The Bagpipes
A Cultural History
A captivating history of the pipes—once considered a tool of the Devil, inspiring terror on battlefields, today more popular than ever across cultures worldwide.
Description
In the early second century CE, someone was described as playing a pipe ‘with a bag tucked under his armpit.’ That man, the first named piper in history, was the Roman Emperor Nero. Since then, this improbable conflation of bag and sticks has become one of the most beloved and contested instruments of all time. When another piping emperor, Tsar Peter the Great, watched his pet bear take its last breath, he decided the creature would live on–as a bagpipe.

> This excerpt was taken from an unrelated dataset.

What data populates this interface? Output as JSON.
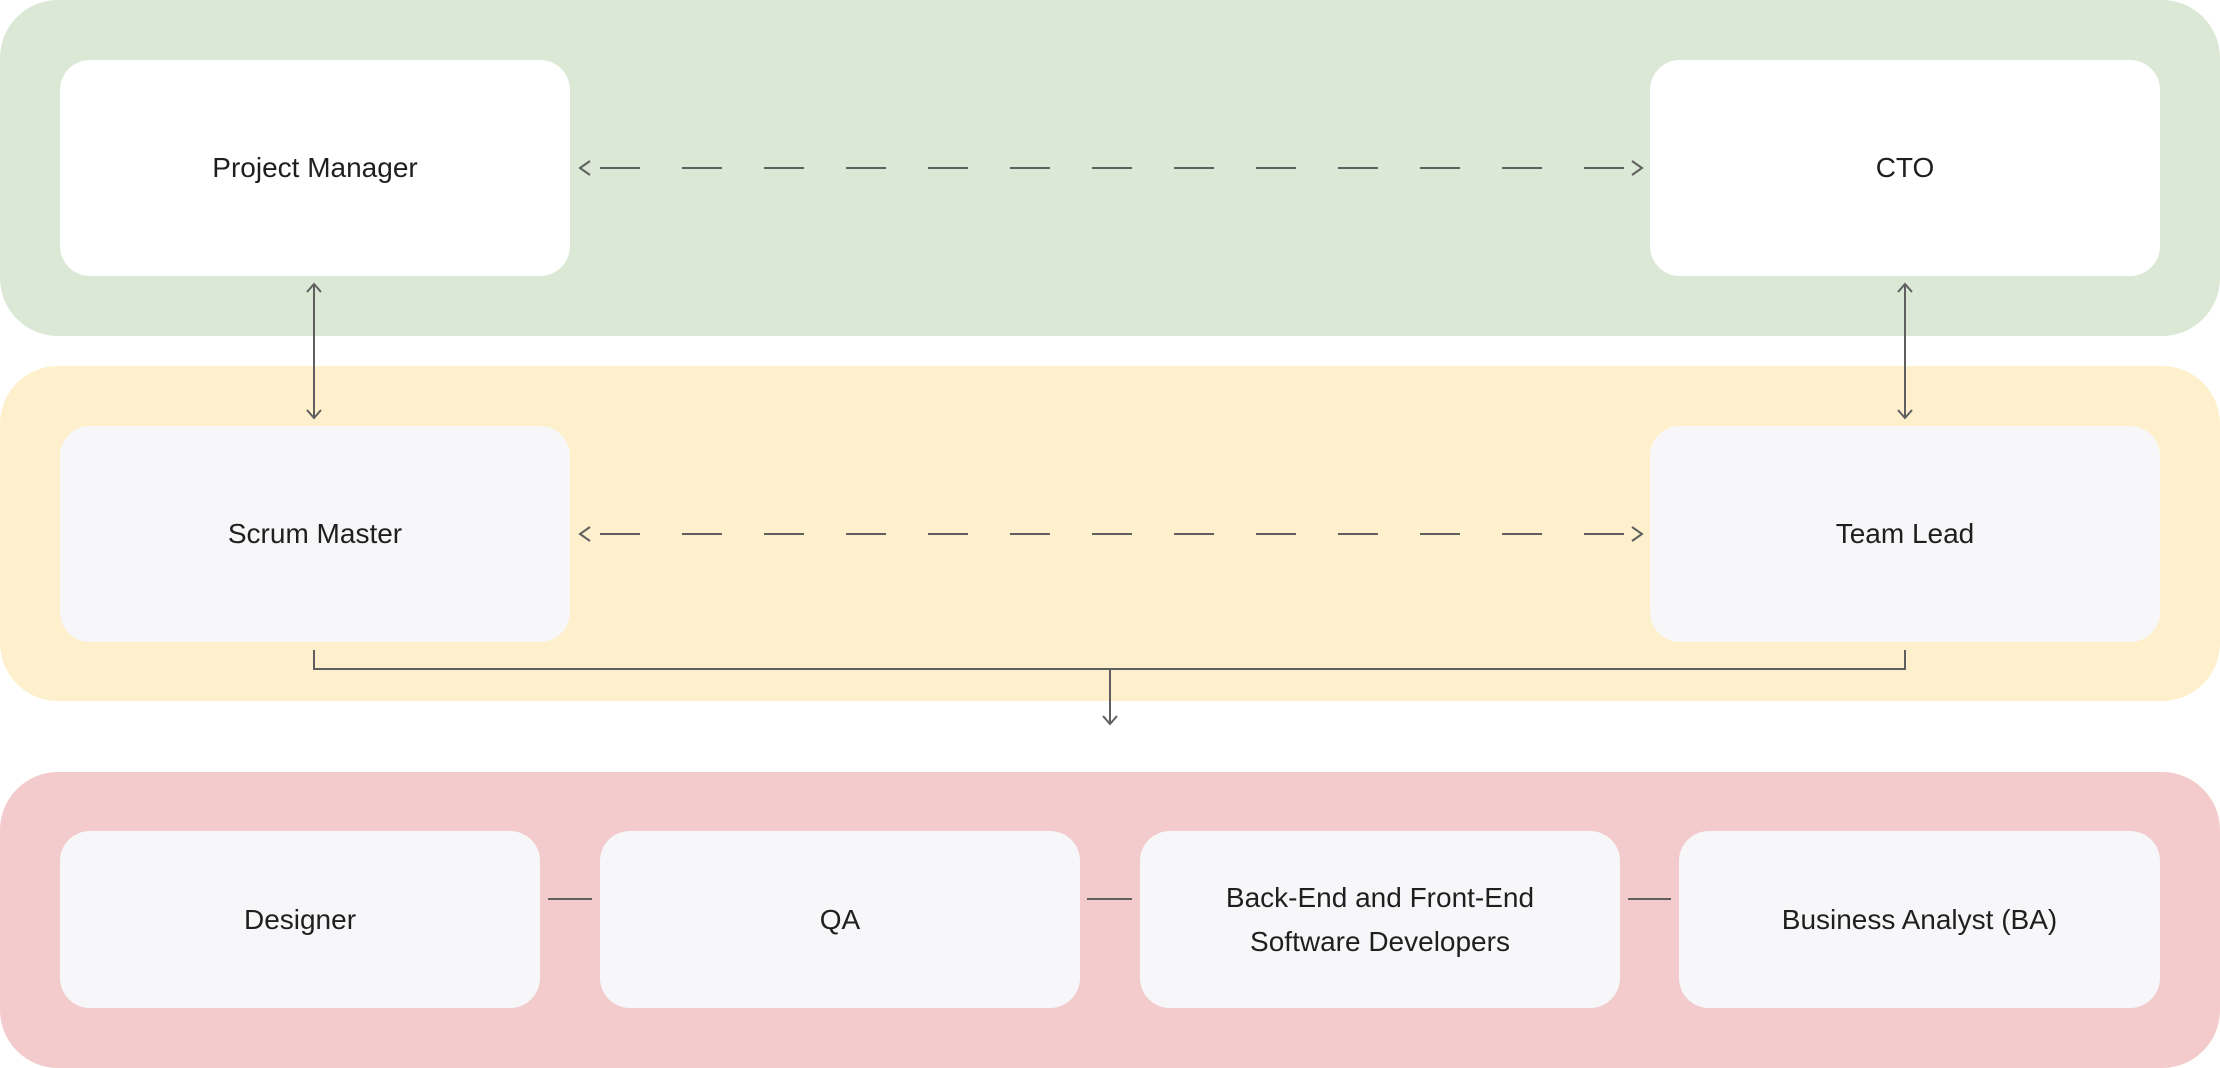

This rich and vivid history tells the story of an instrument boasting over 130 varieties, yet commonly associated with just one form and one country: Scotland, and its familiar Great Highland Bagpipe. In fact, the pipes are played across the globe, and their story is a highly diverse one, which illuminates society in remarkable, unexpected ways. Richard McLauchlan charts the rise of women pipers; investigates how class, privilege and capitalism have shaped the world of piping; and explores how the meaning of a ‘national instrument’ can shift with the currents of a people’s identity.
The vibrancy and inventiveness characterising today’s pipers still speak to the potency of this fabled and once-feared instrument, to which McLauchlan is our surefooted guide.
Author(s)
Richard McLauchlan is a Scottish writer, educated at the Universities of St Andrews and Cambridge. The author of Serious Minds and The Bagpipes, he also collaborated with John Campbell on acclaimed biography Haldane (all published by Hurst). Richard co-founded the educational charity Light Up Learning.